For USDC/USDT pools with a 0.01% fee tier, the relevant regime is quasi-peg with occasional micropeg deviations of 1 to 5 basis points driven by redemption queue constraints, CEX liquidity dynamics, and market stress. At baseline, a plus-or-minus 5 basis point range captures nearly all swap volume with maximum capital efficiency. During stress events, such as the USDC depeg following the SVB collapse in March 2023, positions with very tight ranges can fall out of range and effectively become single-asset holdings, eliminating fee income while retaining adverse selection exposure if the position is not actively unwound. That is the institutional edge: not identifying the highest displayed CLMM APY, but correctly sizing and actively managing the range-width tradeoff through normal and stressed conditions.
Net Yield in Practice: Fee Income Minus Extraction
The realised yield of a stablecoin CLMM position is best expressed as Ynet = Fgross - LVRrealised - G, where Fgross is gross fee income, LVRrealised is the actual adverse selection cost, and G is gas plus rebalancing cost. For a USDC/USDT 0.01% pool on Ethereum mainnet, typical Fgross may run 3% to 5% annualised in high-volume conditions. LVR_realised depends on arbitrage-pipeline efficiency but remains bounded by peg stability. The annual extraction burden is therefore determined not by one dramatic event but by the cumulative frequency of small dislocations and the speed with which searchers monetise them.
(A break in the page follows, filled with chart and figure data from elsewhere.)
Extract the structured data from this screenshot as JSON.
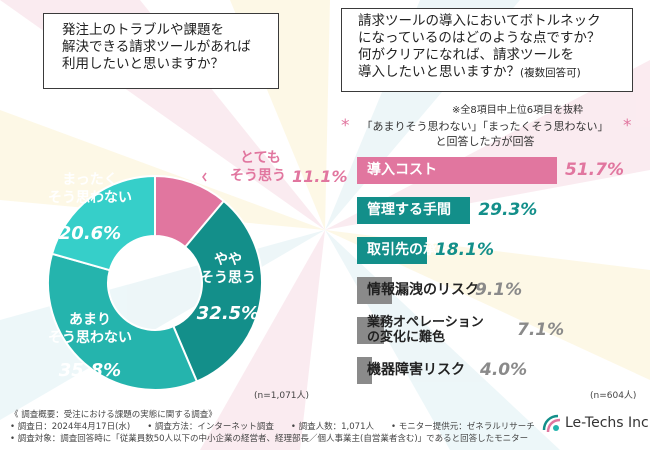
{
  "colors": {
    "pink": "#e1769f",
    "dark_teal": "#138f8a",
    "mid_teal": "#25b4ad",
    "light_teal": "#36cfc9",
    "gray": "#8a8a8a",
    "text_dark": "#333333"
  },
  "left": {
    "question_lines": [
      "発注上のトラブルや課題を",
      "解決できる請求ツールがあれば",
      "利用したいと思いますか？"
    ],
    "n_label": "(n=1,071人)"
  },
  "right": {
    "question_lines": [
      "請求ツールの導入においてボトルネック",
      "になっているのはどのような点ですか？",
      "何がクリアになれば、請求ツールを",
      "導入したいと思いますか？"
    ],
    "question_suffix": "(複数回答可)",
    "note": "※全8項目中上位6項目を抜粋",
    "subtitle_line1": "「あまりそう思わない」「まったくそう思わない」",
    "subtitle_line2": "と回答した方が回答",
    "n_label": "(n=604人)"
  },
  "footer": {
    "line1": "《 調査概要：受注における課題の実態に関する調査》",
    "line2": "• 調査日：2024年4月17日(水)　　• 調査方法：インターネット調査　　• 調査人数：1,071人　　• モニター提供元：ゼネラルリサーチ",
    "line3": "• 調査対象：調査回答時に「従業員数50人以下の中小企業の経営者、経理部長／個人事業主(自営業者含む)」であると回答したモニター"
  },
  "logo": {
    "text": "Le-Techs Inc."
  },
  "chart_data": [
    {
      "type": "pie",
      "variant": "donut",
      "start": "top",
      "direction": "clockwise",
      "unit": "%",
      "slices": [
        {
          "label": "とても\nそう思う",
          "value": 11.1,
          "color": "#e1769f"
        },
        {
          "label": "やや\nそう思う",
          "value": 32.5,
          "color": "#138f8a"
        },
        {
          "label": "あまり\nそう思わない",
          "value": 35.8,
          "color": "#25b4ad"
        },
        {
          "label": "まったく\nそう思わない",
          "value": 20.6,
          "color": "#36cfc9"
        }
      ]
    },
    {
      "type": "bar",
      "orientation": "horizontal",
      "unit": "%",
      "xlim": [
        0,
        51.7
      ],
      "categories": [
        "導入コスト",
        "管理する手間",
        "取引先の承認",
        "情報漏洩のリスク",
        "業務オペレーション\nの変化に難色",
        "機器障害リスク"
      ],
      "values": [
        51.7,
        29.3,
        18.1,
        9.1,
        7.1,
        4.0
      ],
      "value_labels": [
        "51.7%",
        "29.3%",
        "18.1%",
        "9.1%",
        "7.1%",
        "4.0%"
      ],
      "colors": [
        "#e1769f",
        "#138f8a",
        "#138f8a",
        "#8a8a8a",
        "#8a8a8a",
        "#8a8a8a"
      ]
    }
  ]
}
The empirical finding of Milionis et al. (2022), that LVR and impermanent loss have identical expectations under Brownian motion but vastly different distributions, is directly useful for portfolio construction. LVR provides a more reliable forward-looking diagnostic for expected extraction costs than historical impermanent loss because it isolates the adverse-selection component from the broader market-risk component that IL conflates. For institutional positions managing to a target net yield, monitoring rolling LVR, rather than headline APY or superficially attractive fee rates, is the operationally correct diagnostic.
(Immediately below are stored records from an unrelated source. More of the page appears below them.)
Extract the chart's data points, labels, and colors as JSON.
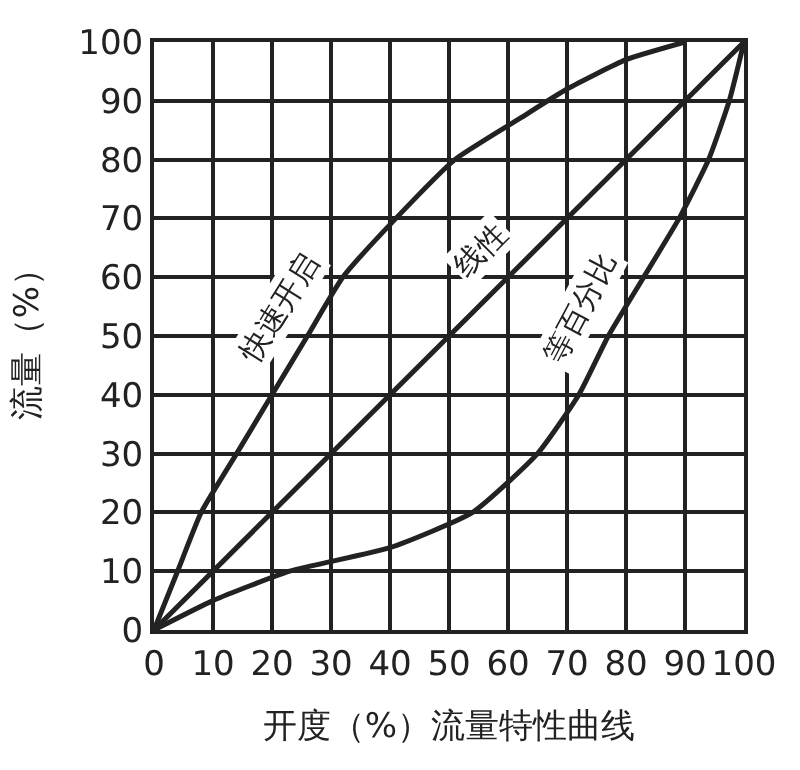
{
  "chart_data": {
    "type": "line",
    "xlabel": "开度（%）流量特性曲线",
    "ylabel": "流量（%）",
    "xlim": [
      0,
      100
    ],
    "ylim": [
      0,
      100
    ],
    "xticks": [
      0,
      10,
      20,
      30,
      40,
      50,
      60,
      70,
      80,
      90,
      100
    ],
    "yticks": [
      0,
      10,
      20,
      30,
      40,
      50,
      60,
      70,
      80,
      90,
      100
    ],
    "grid": true,
    "legend": false,
    "marker": "none",
    "line_style": "solid",
    "series": [
      {
        "name": "快速开启",
        "color": "#222222",
        "x": [
          0,
          4,
          8,
          14,
          20,
          26,
          32,
          41,
          51,
          62,
          70,
          80,
          90
        ],
        "values": [
          0,
          10,
          20,
          30,
          40,
          50,
          60,
          70,
          80,
          87,
          92,
          97,
          100
        ]
      },
      {
        "name": "线性",
        "color": "#222222",
        "x": [
          0,
          100
        ],
        "values": [
          0,
          100
        ]
      },
      {
        "name": "等百分比",
        "color": "#222222",
        "x": [
          0,
          10,
          23,
          40,
          54,
          65,
          72,
          77,
          83,
          89,
          94,
          97.5,
          100
        ],
        "values": [
          0,
          5,
          10,
          14,
          20,
          30,
          40,
          50,
          60,
          70,
          80,
          90,
          100
        ]
      }
    ]
  }
}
Stablecoin CLMM positions remain a viable yield layer, but only for allocators who understand the adversarial microstructure operating within them, model their net yield correctly, and maintain the operational infrastructure to monitor range exposure and rebalance or exit during stress. The difference between a well-managed stablecoin CLMM allocation and a poorly managed one is measured in basis points of LVR per month, and that distinction compounds materially over a portfolio cycle.
Conclusion
Stablecoin CLMM pools are not passive yield instruments. They are adversarial microstructures in which searchers with superior capital, latency, and block-building access systematically extract value from passive liquidity providers through CEX-DEX arbitrage and JIT liquidity attacks. The relevant literature, LVR, JIT game theory, predictable loss, and the broader MEV research stack, provides a rigorous framework for quantifying these extraction mechanisms and their impact on net LP yield. The operational implication is straightforward: stablecoin CLMM yield must be modelled as fee income minus LVR minus rebalancing cost, not as headline APY. Institutions that fail to make that distinction will systematically underperform their theoretical yield targets. Those that do can still access genuine value from the strategy, but only with a clear-eyed understanding of the structural forces working against them.